Outlook for 2007

inSight

28 Dec 2006

Outlook for 2007

The global imbalance and macroeconomic adjustments in Mainland China are likely to be the two most important factors affecting monetary and financial stability in 2007.

I have, perhaps rather unwisely, got into the habit of devoting a Viewpoint article, at around the turn of the year, to what I see as the outlook for the coming 12 months. The trouble, of course, is that, particularly on monetary and financial issues, one can quite easily be proved wrong. So rather than giving forecasts of financial market performance, for which I imagine there would be considerable demand, I have focussed on identifying risks and opportunities that we in Hong Kong are likely to face in the coming year.

The much politicised global imbalance is still by far the most prominent factor on the radar screen. Another year has passed and the imbalance continues with little sign of significant adjustment despite being considered unsustainable. As a percentage of GDP, the US current account deficit is still at a historically high level of around 6.8%. The consensus seems still to be that the eventual adjustment will be an orderly one, since there is no precedent for the type of sudden stop in external finance, typical for developing economies, with destabilising consequences for the monetary and financial systems, happening to a major developed economy. Furthermore, we are talking about the largest economy in the world, whose currency is still the most popular reserve currency. I certainly hope that this is the case, although orderliness can be quite a subjective concept, depending on your perspective.

Hong Kong, because of its very liquid and open financial markets of considerable capacity, has increasingly been treated as one of the first international financial centres in which to obtain liquid funds in case of need. Whenever there is a need for a substantial supply of water to put out fires in the backyards of other jurisdictions, Hong Kong is one of the first pumps that people in international finance turn to. This makes us prone to greater financial market volatility than other centres. There is also a tendency for the impact of financial shocks in other parts of the world, whether or not they affect Hong Kong in a real economic sense, to be magnified in the financial markets of Hong Kong. What is orderly and benign in the eyes of others could well be quite troublesome for Hong Kong.

This is particularly so when the global imbalance has become so associated in many peoples' minds with the bilateral trade imbalance between Mainland China and the United States, and there has been a correspondingly sharp focus on the trend of the exchange rate between the two currencies.
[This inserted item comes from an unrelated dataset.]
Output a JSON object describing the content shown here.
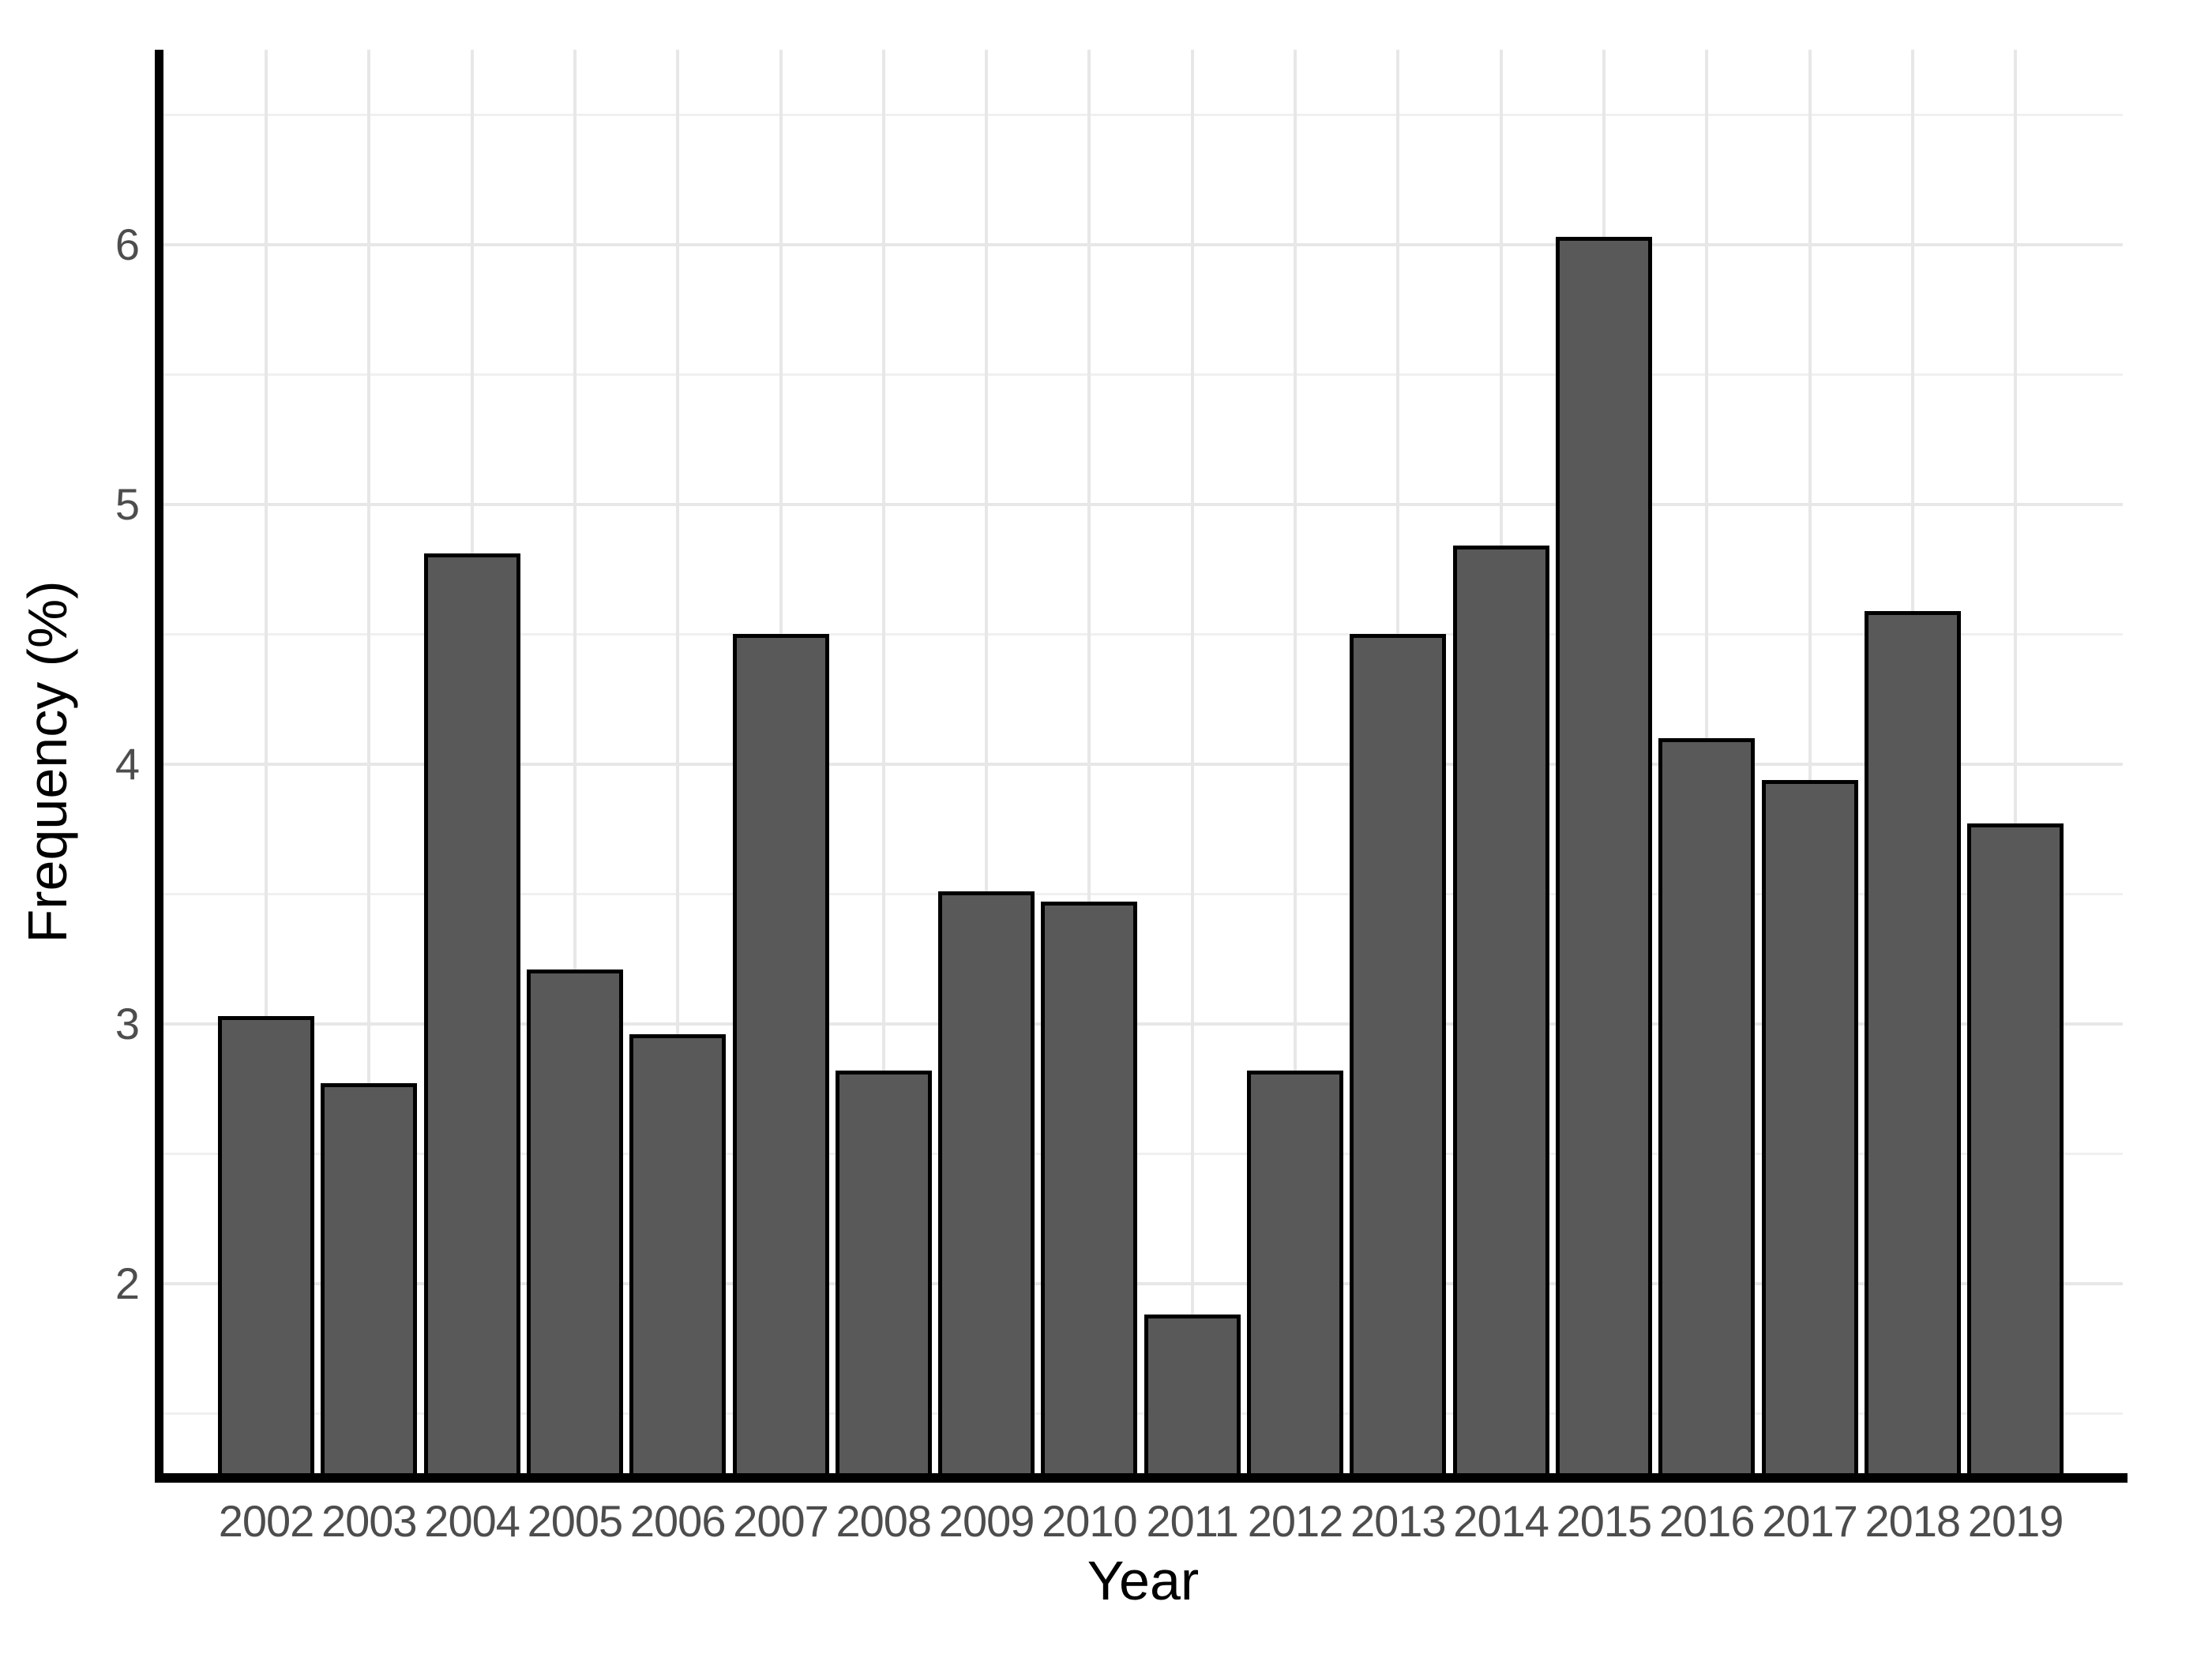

This is obviously a subject that could readily be read across to Hong Kong, especially to our currency and our exchange rate policy, although our efforts so far to decouple the relationship between the Hong Kong dollar and renminbi exchange rates have been successful. Indeed, psychological levels have come and gone without significant movements in the foreign exchange and money markets, despite the abundance of comments, some quite emotional, at the retail level. Further complicating the situation is the fact that our capital markets have an increasingly heavy weighting in financial instruments of Mainland enterprises that have been attracting increasingly keen interest from international investors. While the Linked Exchange Rate means that Hong Kong dollar interest rates generally track their US counterparts in the medium to long term, there is a possibility of short-term deviations that we should all be alert to.
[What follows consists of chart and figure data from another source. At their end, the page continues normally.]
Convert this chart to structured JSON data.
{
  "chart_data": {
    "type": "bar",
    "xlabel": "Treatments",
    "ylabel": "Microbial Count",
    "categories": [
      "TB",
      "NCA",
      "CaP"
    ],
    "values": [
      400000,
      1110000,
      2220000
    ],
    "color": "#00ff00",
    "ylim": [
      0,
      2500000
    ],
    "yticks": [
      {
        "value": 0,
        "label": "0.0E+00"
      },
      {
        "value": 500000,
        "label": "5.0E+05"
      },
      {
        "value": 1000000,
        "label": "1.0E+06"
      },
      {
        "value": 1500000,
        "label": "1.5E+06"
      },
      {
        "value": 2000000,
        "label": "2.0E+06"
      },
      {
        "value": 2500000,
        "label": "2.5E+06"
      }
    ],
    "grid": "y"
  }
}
Macro adjustment and control on the Mainland is the second most prominent factor on our radar screen. The combination of administrative and market measures being taken seems to have been quite effective, when judged by the headline economic numbers. But there is still more to be achieved, in terms of more balanced growth, continuing control over inflation, increasing consumption and slowing domestic fixed capital formation, not to mention the many longer-term structural issues identified in the Eleventh Five-Year Plan. What we should be alert to are not only the headline numbers on the Mainland and their implications for Hong Kong through the close economic and trade channels, but, arguably more importantly, developments that might affect us through the financial channels. Financial markets, particularly free and open ones with considerable depth like those in Hong Kong, typically give a telescopic view of the future and reflect it efficiently in spot prices, which then may exhibit behaviour quite different from what the headline economic numbers suggest.
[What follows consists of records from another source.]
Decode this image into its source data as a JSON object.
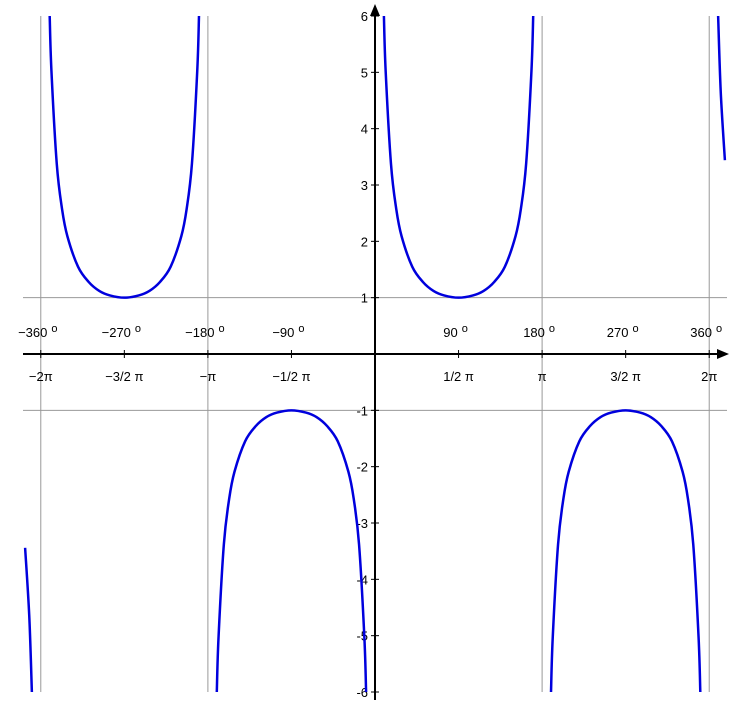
{
  "chart_data": {
    "type": "line",
    "xlim": [
      -6.58,
      6.58
    ],
    "ylim": [
      -6,
      6
    ],
    "xticks": [
      {
        "value": -6.2832,
        "label": "−2π"
      },
      {
        "value": -4.7124,
        "label": "−3/2 π"
      },
      {
        "value": -3.1416,
        "label": "−π"
      },
      {
        "value": -1.5708,
        "label": "−1/2 π"
      },
      {
        "value": 1.5708,
        "label": "1/2 π"
      },
      {
        "value": 3.1416,
        "label": "π"
      },
      {
        "value": 4.7124,
        "label": "3/2 π"
      },
      {
        "value": 6.2832,
        "label": "2π"
      }
    ],
    "xticks_degrees": [
      {
        "value": -6.2832,
        "label": "−360"
      },
      {
        "value": -4.7124,
        "label": "−270"
      },
      {
        "value": -3.1416,
        "label": "−180"
      },
      {
        "value": -1.5708,
        "label": "−90"
      },
      {
        "value": 1.5708,
        "label": "90"
      },
      {
        "value": 3.1416,
        "label": "180"
      },
      {
        "value": 4.7124,
        "label": "270"
      },
      {
        "value": 6.2832,
        "label": "360"
      }
    ],
    "degree_symbol": "o",
    "yticks": [
      -6,
      -5,
      -4,
      -3,
      -2,
      -1,
      1,
      2,
      3,
      4,
      5,
      6
    ],
    "xgrid": [
      -6.2832,
      -3.1416,
      3.1416,
      6.2832
    ],
    "ygrid": [
      -1,
      1
    ],
    "x": [
      -6.578,
      -6.5,
      -6.4508,
      -6.2832,
      -6.1158,
      -6.0832,
      -5.9832,
      -5.8832,
      -5.7832,
      -5.5832,
      -5.3832,
      -5.1832,
      -4.9832,
      -4.7124,
      -4.4416,
      -4.2416,
      -4.0416,
      -3.8416,
      -3.6416,
      -3.5416,
      -3.4416,
      -3.3416,
      -3.309,
      -3.1416,
      -2.9742,
      -2.9416,
      -2.8416,
      -2.7416,
      -2.6416,
      -2.4416,
      -2.2416,
      -2.0416,
      -1.8416,
      -1.5708,
      -1.3,
      -1.1,
      -0.9,
      -0.7,
      -0.5,
      -0.4,
      -0.3,
      -0.2,
      -0.1674,
      0,
      0.1674,
      0.2,
      0.3,
      0.4,
      0.5,
      0.7,
      0.9,
      1.1,
      1.3,
      1.5708,
      1.8416,
      2.0416,
      2.2416,
      2.4416,
      2.6416,
      2.7416,
      2.8416,
      2.9416,
      2.9742,
      3.1416,
      3.309,
      3.3416,
      3.4416,
      3.5416,
      3.6416,
      3.8416,
      4.0416,
      4.2416,
      4.4416,
      4.7124,
      4.9832,
      5.1832,
      5.3832,
      5.5832,
      5.7832,
      5.8832,
      5.9832,
      6.0832,
      6.1158,
      6.2832,
      6.4508,
      6.5,
      6.578
    ],
    "series": [
      {
        "color": "#0000dd",
        "values": [
          -3.44,
          -4.65,
          -6,
          null,
          6,
          5.03,
          3.38,
          2.57,
          2.09,
          1.55,
          1.28,
          1.12,
          1.04,
          1,
          1.04,
          1.12,
          1.28,
          1.55,
          2.09,
          2.57,
          3.38,
          5.03,
          6,
          null,
          -6,
          -5.03,
          -3.38,
          -2.57,
          -2.09,
          -1.55,
          -1.28,
          -1.12,
          -1.04,
          -1,
          -1.04,
          -1.12,
          -1.28,
          -1.55,
          -2.09,
          -2.57,
          -3.38,
          -5.03,
          -6,
          null,
          6,
          5.03,
          3.38,
          2.57,
          2.09,
          1.55,
          1.28,
          1.12,
          1.04,
          1,
          1.04,
          1.12,
          1.28,
          1.55,
          2.09,
          2.57,
          3.38,
          5.03,
          6,
          null,
          -6,
          -5.03,
          -3.38,
          -2.57,
          -2.09,
          -1.55,
          -1.28,
          -1.12,
          -1.04,
          -1,
          -1.04,
          -1.12,
          -1.28,
          -1.55,
          -2.09,
          -2.57,
          -3.38,
          -5.03,
          -6,
          null,
          6,
          4.65,
          3.44
        ]
      }
    ]
  }
}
There are other factors on our radar screen, but none as challenging as these two for maintaining monetary and financial stability, which is an important area of our responsibility. But I certainly hope the risks I have identified will not materialise. On the other hand, what I would really like to see happening is that Hong Kong as an international financial centre will play an even more significant role in the coming year in increasing financial efficiency on the Mainland and serving as the laboratory for the Mainland's financial liberalisation and reform.